I don't have all too much knowledge about electron, nor react, however I gave it a try and some basic things are working. Login/correspondents/tags/document listing, there is still some bug with the document details view though.

In any case this does require changes in paperless-desktop to work around the electron dependencies. I have pushed a branch there which contains an injected electron shim. Besides native window actions, mostly the app itself only uses a simple store saving to the fs instead of possibly the browser local storage.

The branch is at https://github.com/nebulade/paperless-desktop/tree/no_electron Also to test this you probably need CORS support in paperless, that is simple to add with https://github.com/ottoyiu/django-cors-headers

Not sure though how to proceed, I guess it would be useful to get @thomasbrueggemann involved in any case, to also check if it even makes any sense to further spend time on it. I don't know what his plans are.

I do think though this would enhance paperless very much to get such a sophisticated UI built-in.

thomasbrueggemann commented 6 years ago

Thanks for giving paperless-desktop a try, @nebulade . I currently provide macOS-only binaries via electron, that is true. Mainly, because I only use macOS. We have an open issue to bring the app to Windows (and possibly Linux) https://github.com/thomasbrueggemann/paperless-desktop/issues/22 but nobody has stepped forward to work on it yet ;-)

It should be fairly easy to create Windows binaries or even an MSI Installer, to lower the burdon for Windows users. The only thing that's stopping me (or us) from doing so, is the fact that I used a macOS stylesheet to layout the app and have not yet found a reasonably good-looking Windows stylesheet to make the app look Windows-native as well. Perhaps the better approach would be to style the app more platform-agnostic, like e.g. Spotify is doing or Atom.io. But I kind of wanted the macOS look for me. It it was always only ment to be a macOS app from my point of view.

Back to the topic of providing paperless-desktop as a web-app alongside the paperless server: I deliberately programmed an electron app because I wanted the look and feel of a native app and potentially use native features, like more seamless file-uploads (still WIP). Therefore I would personally not engage in driving the development of a webapp-port forward. And I would urge you to not "fill" or "shim" the electron functions for the web, but rather strip them out completely or rewrite them for the web. But then again, I would not want a website that looks like a macOS app. That is somewhat weird.

If you'd ask me how I perceive the "paperless-ecosystem", I would see this paperless-repository here has the REST API server and paperless-desktop as one client idea. And you might have a paperless-webui project as another client orbiting around "paperless". If that makes sense ;-)

nebulade commented 6 years ago

Thanks for sharing your view, I thought this might be the case, given how the UI looks like.
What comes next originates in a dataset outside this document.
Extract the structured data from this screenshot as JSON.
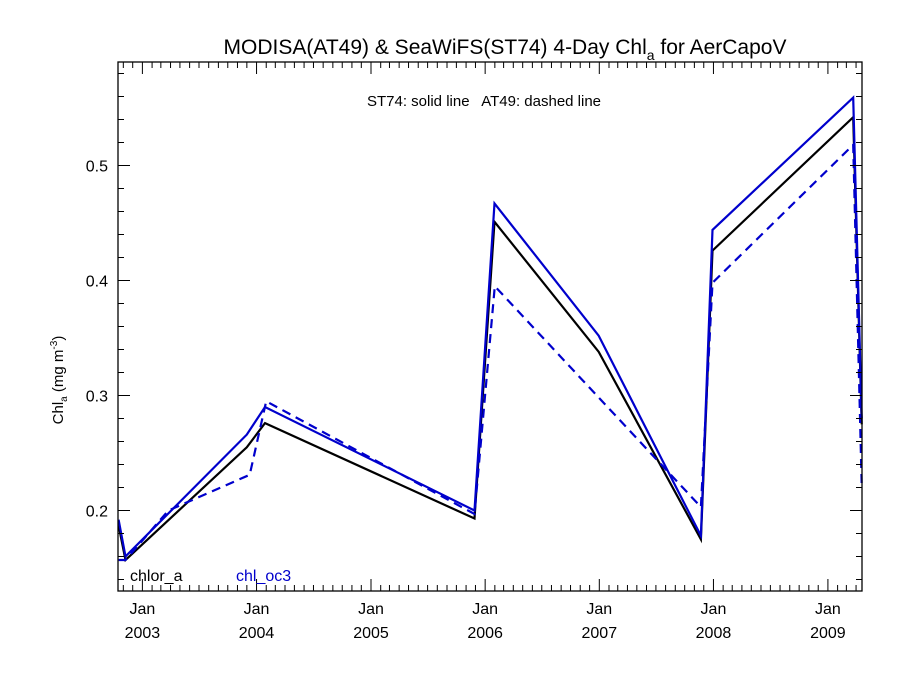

The initial idea for me was more on the lines of seeing if UI code duplication could be avoided, if a user targeted web ui is even wanted. Currently I totally agree with your view of paperless being a great API server, which happens to come with an admin interface.

I do not have any time in writing a webui targeted towards users like paperless-desktop from scratch, I did investigate here, as I am packaging up paperless for Cloudron and tried to find a good solution for the missing UI components.

Either way I did learn a few things on electron while looking how to make it somewhat work as a prototype to discuss further if even possible.